ABSTRACT

In Jeanette Winterson’s story of existential meditation, “A Green Square,” the narrator ponders the significance of a recurring memory of sailing in a small boat on the gleaming Irish Sea and experiencing a happiness as clear, deep, and glimmering as the sea itself. Why does this image return again and again, the narrator wonders, and what could it signify?:

The vulnerability of it. The insolence. Isn’t that the winning human combination? Isn’t that us, tumbling through the years? To suffer. To dare. Now, the sufferers don’t dare and the darers don’t suffer. Perhaps that’s what’s wrong with us all. Wrong with now, sharded people that we are. (2000, 201)

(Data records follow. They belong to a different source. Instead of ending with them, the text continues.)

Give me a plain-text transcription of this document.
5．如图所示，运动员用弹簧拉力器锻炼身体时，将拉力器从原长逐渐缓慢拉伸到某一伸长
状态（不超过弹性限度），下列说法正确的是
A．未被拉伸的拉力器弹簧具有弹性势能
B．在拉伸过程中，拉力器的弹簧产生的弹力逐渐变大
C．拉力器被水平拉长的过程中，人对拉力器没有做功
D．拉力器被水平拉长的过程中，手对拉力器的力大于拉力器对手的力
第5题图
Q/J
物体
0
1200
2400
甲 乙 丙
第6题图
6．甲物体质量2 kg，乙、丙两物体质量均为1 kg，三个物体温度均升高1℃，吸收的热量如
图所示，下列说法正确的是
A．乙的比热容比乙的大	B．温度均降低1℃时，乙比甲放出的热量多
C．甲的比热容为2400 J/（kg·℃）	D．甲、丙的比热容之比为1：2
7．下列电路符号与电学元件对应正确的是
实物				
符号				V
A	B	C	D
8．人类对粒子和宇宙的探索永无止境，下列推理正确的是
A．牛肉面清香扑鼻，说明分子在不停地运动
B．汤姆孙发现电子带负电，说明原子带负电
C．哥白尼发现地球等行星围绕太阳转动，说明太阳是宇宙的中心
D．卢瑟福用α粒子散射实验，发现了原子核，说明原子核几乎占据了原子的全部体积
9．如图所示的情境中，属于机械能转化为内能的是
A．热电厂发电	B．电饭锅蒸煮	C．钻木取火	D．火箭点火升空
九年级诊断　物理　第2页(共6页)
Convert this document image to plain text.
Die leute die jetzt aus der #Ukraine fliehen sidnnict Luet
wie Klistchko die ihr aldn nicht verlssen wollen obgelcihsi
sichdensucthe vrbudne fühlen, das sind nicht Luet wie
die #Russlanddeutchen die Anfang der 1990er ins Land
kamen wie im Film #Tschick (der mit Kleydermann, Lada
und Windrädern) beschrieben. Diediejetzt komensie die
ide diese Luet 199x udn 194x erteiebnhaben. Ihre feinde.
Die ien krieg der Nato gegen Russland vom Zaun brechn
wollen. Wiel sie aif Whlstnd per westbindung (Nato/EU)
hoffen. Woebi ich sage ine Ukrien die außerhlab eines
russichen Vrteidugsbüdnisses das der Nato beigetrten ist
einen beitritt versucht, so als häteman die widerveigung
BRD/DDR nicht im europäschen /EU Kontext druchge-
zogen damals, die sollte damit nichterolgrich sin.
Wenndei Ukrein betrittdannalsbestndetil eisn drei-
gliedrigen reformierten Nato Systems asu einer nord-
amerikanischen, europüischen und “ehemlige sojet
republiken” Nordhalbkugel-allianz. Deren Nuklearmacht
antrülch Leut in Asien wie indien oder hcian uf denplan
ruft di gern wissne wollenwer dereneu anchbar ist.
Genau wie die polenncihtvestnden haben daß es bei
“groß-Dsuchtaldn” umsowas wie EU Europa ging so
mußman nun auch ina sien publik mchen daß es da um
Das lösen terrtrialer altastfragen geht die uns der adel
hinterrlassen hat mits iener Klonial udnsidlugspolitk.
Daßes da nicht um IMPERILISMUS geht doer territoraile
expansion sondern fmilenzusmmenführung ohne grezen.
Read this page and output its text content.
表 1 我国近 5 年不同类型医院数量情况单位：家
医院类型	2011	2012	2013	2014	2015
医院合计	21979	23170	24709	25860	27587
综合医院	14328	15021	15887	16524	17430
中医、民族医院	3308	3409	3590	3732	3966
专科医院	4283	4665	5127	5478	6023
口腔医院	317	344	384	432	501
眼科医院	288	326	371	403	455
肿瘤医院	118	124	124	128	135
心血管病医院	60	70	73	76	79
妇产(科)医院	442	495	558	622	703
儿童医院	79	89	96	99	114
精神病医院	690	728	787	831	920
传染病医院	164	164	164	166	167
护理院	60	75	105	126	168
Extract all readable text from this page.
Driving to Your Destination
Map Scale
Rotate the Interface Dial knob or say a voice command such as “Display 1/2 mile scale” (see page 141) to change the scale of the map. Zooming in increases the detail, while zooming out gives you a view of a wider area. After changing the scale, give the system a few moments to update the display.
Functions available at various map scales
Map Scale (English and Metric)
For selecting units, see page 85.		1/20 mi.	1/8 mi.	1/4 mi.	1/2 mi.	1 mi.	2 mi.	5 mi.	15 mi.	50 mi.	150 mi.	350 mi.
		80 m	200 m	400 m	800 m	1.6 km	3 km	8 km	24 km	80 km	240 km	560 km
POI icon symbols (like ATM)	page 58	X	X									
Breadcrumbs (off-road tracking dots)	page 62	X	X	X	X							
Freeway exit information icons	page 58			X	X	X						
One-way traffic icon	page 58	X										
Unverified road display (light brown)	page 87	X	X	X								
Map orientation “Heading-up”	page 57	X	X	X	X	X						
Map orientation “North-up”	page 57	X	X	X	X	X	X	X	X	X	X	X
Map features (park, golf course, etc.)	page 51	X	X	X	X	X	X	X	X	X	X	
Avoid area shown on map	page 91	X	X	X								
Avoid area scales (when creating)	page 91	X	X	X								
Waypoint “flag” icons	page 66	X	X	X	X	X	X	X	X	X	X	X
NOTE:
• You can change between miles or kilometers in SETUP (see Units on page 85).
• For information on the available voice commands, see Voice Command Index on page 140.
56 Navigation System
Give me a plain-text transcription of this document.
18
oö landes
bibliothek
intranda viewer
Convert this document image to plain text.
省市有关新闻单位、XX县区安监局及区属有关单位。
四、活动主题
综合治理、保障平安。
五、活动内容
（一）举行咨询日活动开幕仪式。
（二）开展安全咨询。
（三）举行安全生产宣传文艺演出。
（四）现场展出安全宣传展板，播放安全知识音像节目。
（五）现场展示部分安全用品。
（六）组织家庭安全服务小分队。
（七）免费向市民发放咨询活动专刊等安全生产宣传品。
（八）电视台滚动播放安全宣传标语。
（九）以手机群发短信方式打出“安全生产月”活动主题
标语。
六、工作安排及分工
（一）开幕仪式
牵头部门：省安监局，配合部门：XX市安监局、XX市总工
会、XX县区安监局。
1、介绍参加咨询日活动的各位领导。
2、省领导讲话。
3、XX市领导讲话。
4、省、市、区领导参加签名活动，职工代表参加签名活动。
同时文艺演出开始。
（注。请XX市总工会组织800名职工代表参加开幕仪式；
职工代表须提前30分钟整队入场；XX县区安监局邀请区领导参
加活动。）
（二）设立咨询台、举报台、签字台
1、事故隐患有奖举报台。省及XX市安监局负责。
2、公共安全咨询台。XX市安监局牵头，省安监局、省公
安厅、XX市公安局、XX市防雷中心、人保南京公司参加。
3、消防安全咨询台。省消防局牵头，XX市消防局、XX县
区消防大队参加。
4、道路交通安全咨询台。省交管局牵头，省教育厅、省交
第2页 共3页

Although in this short passage Winterson’s narrator pairs vulnerability with suffering and insolence with daring, and so at first glance seems to conceive vulnerability in the same reductively negative way as the accounts described in the previous chapter, there is more to this literary invocation of vulnerability. The error of the present—“what’s wrong with us all” and “wrong with now”—is the separation of suffering and daring, of vulnerability and insolence. In the lines that follow—“The boat in the water. At every turn the waves threaten. At every turn I want to push a little further, to find the hidden cove, the little bay of delight, that fear would prevent” (ibid)—it is apparent that the joy and clarity that accompanies this image arise only from the unique combination of vulnerability and insolence. The vulnerability of being at sea surrounded by waves that might overcome one’s small craft is what impels the narrator onward. It is only in being vulnerable that one can truly dare. Without the accompaniment of vulnerability, daring fails to be a way to risk oneself and becomes mere self-assertion or even domination. Without the accompaniment of a certain temerity, vulnerability can be mere suffering. The challenge, the joy comes from being vulnerable in one’s daring.